Rolling Josef off his back, Michael grabbed the Serb’s AK-47 assault rifle and, with his eyes closed, checked the weapon’s safety. It was off. He opened his eyes, then squeezed them shut, hoping to clear his vision. When he opened them again, he seemed to be able to see a lot better. He pulled the knife from the scabbard on Josef’s belt and cut the Serb’s throat.
He wiped the blade on his fatigue pants, propped the knife upside down between his boots and sawed the ropes on his wrists against its razor-sharp blade. The ropes parted while the Apaches roared overhead on their way back to the north. Their screaming rotors kicked up dust devils that screened Michael from the Serbs. Gripping the knife, he crept on his hands and knees toward Vassily, whose shape appeared dimly in the dust cloud. The Serb still had his head down, protecting his face from the blowing dirt. Then, as the choppers passed them, Vassily suddenly turned toward Michael. Shock showed on his face.
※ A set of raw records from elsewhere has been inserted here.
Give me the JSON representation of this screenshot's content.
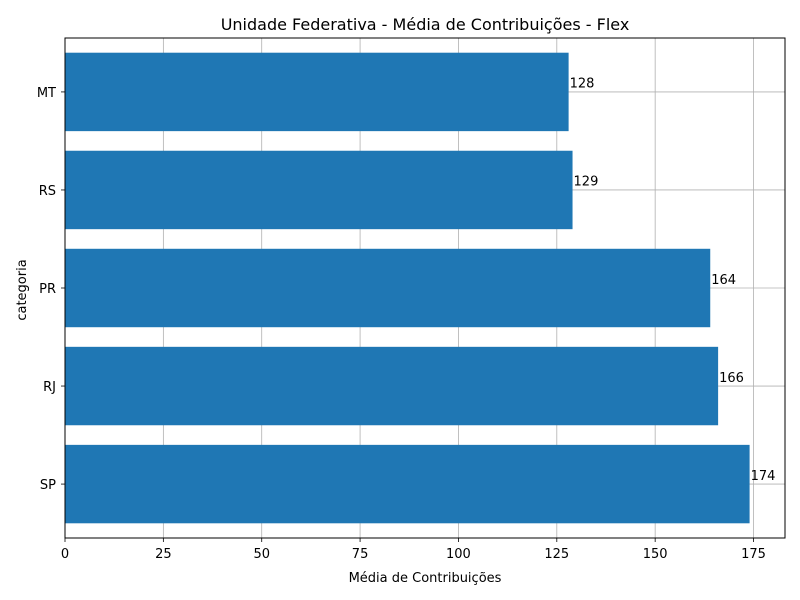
{
  "chart_data": {
    "type": "bar",
    "orientation": "horizontal",
    "title": "Unidade Federativa - Média de Contribuições - Flex",
    "xlabel": "Média de Contribuições",
    "ylabel": "categoria",
    "categories": [
      "SP",
      "RJ",
      "PR",
      "RS",
      "MT"
    ],
    "values": [
      174,
      166,
      164,
      129,
      128
    ],
    "data_labels": [
      "174",
      "166",
      "164",
      "129",
      "128"
    ],
    "xlim": [
      0,
      183
    ],
    "xticks": [
      0,
      25,
      50,
      75,
      100,
      125,
      150,
      175
    ],
    "xtick_labels": [
      "0",
      "25",
      "50",
      "75",
      "100",
      "125",
      "150",
      "175"
    ],
    "grid": true,
    "bar_color": "#1f77b4",
    "grid_color": "#b0b0b0"
  }
}
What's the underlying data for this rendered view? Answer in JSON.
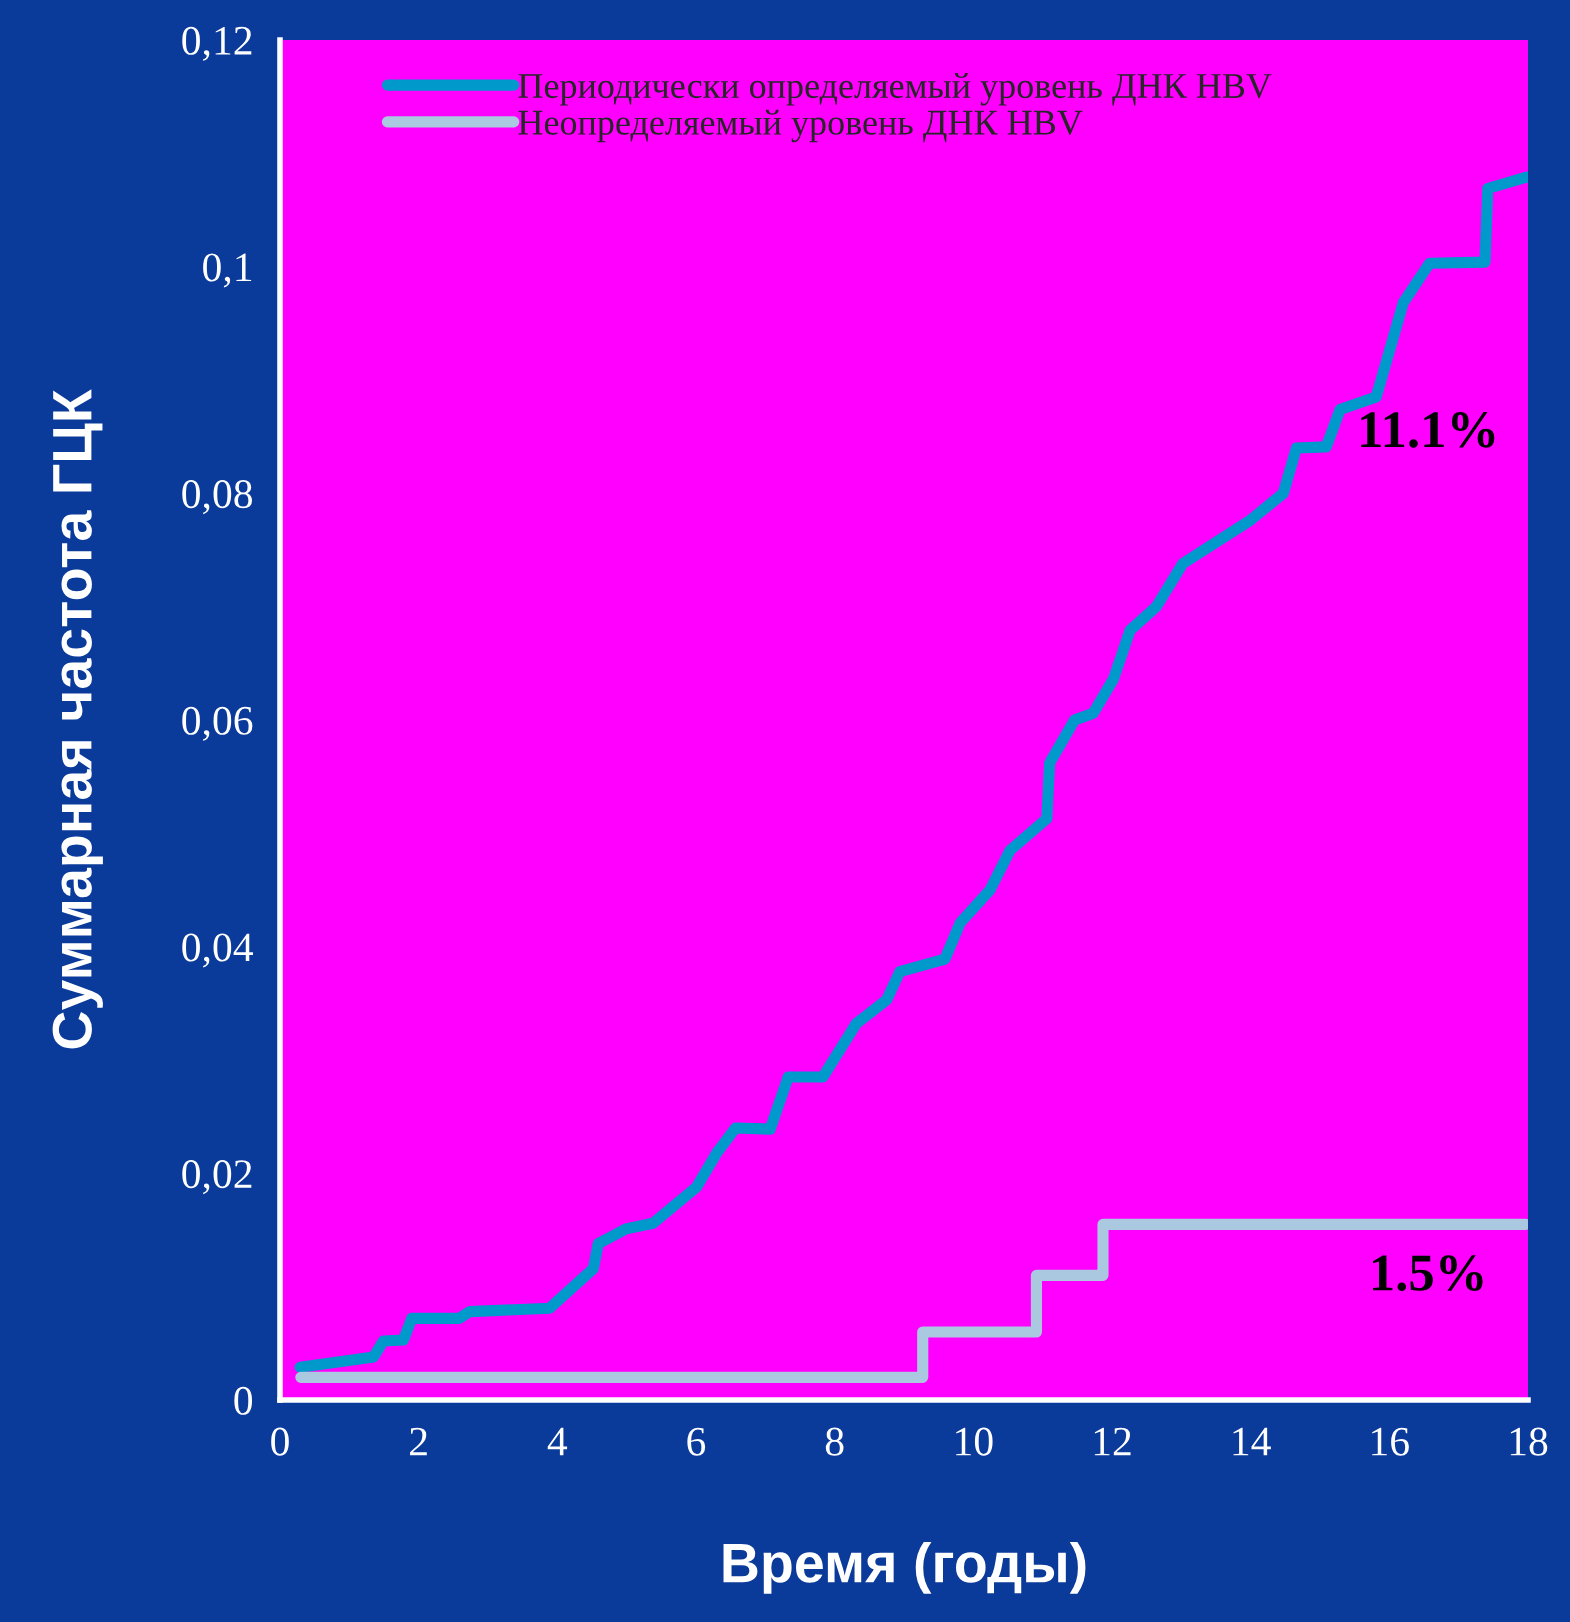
{
  "chart_data": {
    "type": "line",
    "xlabel": "Время (годы)",
    "ylabel": "Суммарная частота ГЦК",
    "series": [
      {
        "name": "Периодически определяемый уровень ДНК HBV",
        "color": "#0099cc",
        "x": [
          0.29,
          1.35,
          1.49,
          1.78,
          1.9,
          2.58,
          2.74,
          3.89,
          4.52,
          4.59,
          4.99,
          5.38,
          6.01,
          6.3,
          6.57,
          7.07,
          7.33,
          7.83,
          8.31,
          8.75,
          8.94,
          9.59,
          9.81,
          10.24,
          10.53,
          11.06,
          11.1,
          11.46,
          11.73,
          12.02,
          12.26,
          12.64,
          13.02,
          13.99,
          14.47,
          14.66,
          15.09,
          15.29,
          15.81,
          16.2,
          16.58,
          17.38,
          17.42,
          17.98
        ],
        "values": [
          0.0029,
          0.0038,
          0.0052,
          0.0053,
          0.0072,
          0.0072,
          0.0078,
          0.0081,
          0.0116,
          0.0138,
          0.0151,
          0.0156,
          0.0188,
          0.0218,
          0.024,
          0.0239,
          0.0285,
          0.0285,
          0.0332,
          0.0353,
          0.0378,
          0.0389,
          0.0421,
          0.045,
          0.0485,
          0.0513,
          0.0562,
          0.06,
          0.0606,
          0.0636,
          0.0679,
          0.07,
          0.0738,
          0.0776,
          0.08,
          0.084,
          0.0841,
          0.0874,
          0.0885,
          0.0968,
          0.1003,
          0.1004,
          0.1069,
          0.1079
        ]
      },
      {
        "name": "Неопределяемый уровень ДНК HBV",
        "type": "step",
        "color": "#aac8e0",
        "x": [
          0.3,
          9.27,
          10.91,
          11.87,
          17.97
        ],
        "values": [
          0.002,
          0.006,
          0.011,
          0.0155,
          0.0155
        ]
      }
    ],
    "xlim": [
      0,
      18
    ],
    "xticks": [
      0,
      2,
      4,
      6,
      8,
      10,
      12,
      14,
      16,
      18
    ],
    "ylim": [
      0,
      0.12
    ],
    "yticks": [
      0,
      {
        "value": 0.02,
        "label": "0,02"
      },
      {
        "value": 0.04,
        "label": "0,04"
      },
      {
        "value": 0.06,
        "label": "0,06"
      },
      {
        "value": 0.08,
        "label": "0,08"
      },
      {
        "value": 0.1,
        "label": "0,1"
      },
      {
        "value": 0.12,
        "label": "0,12"
      }
    ],
    "annotations": [
      "11.1%",
      "1.5%"
    ],
    "legend": "top left",
    "grid": false,
    "marker": "none",
    "line_style": "solid"
  }
}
Vassily drew his knife – Michael was too close for him to have time to bring his rifle around. The Serb rolled away and came up on his knees.
They grappled, each with a grip on the other’s knife hand. The Serb was bigger and stronger, but Michael was faster. He broke the Serb’s hold on his wrist, twisted him onto his stomach, heaved himself atop, and drove his knife into the side of Vassily’s neck. Pressing down with all his weight, he waited for his enemy to stop struggling, while warm blood splashed over his hand.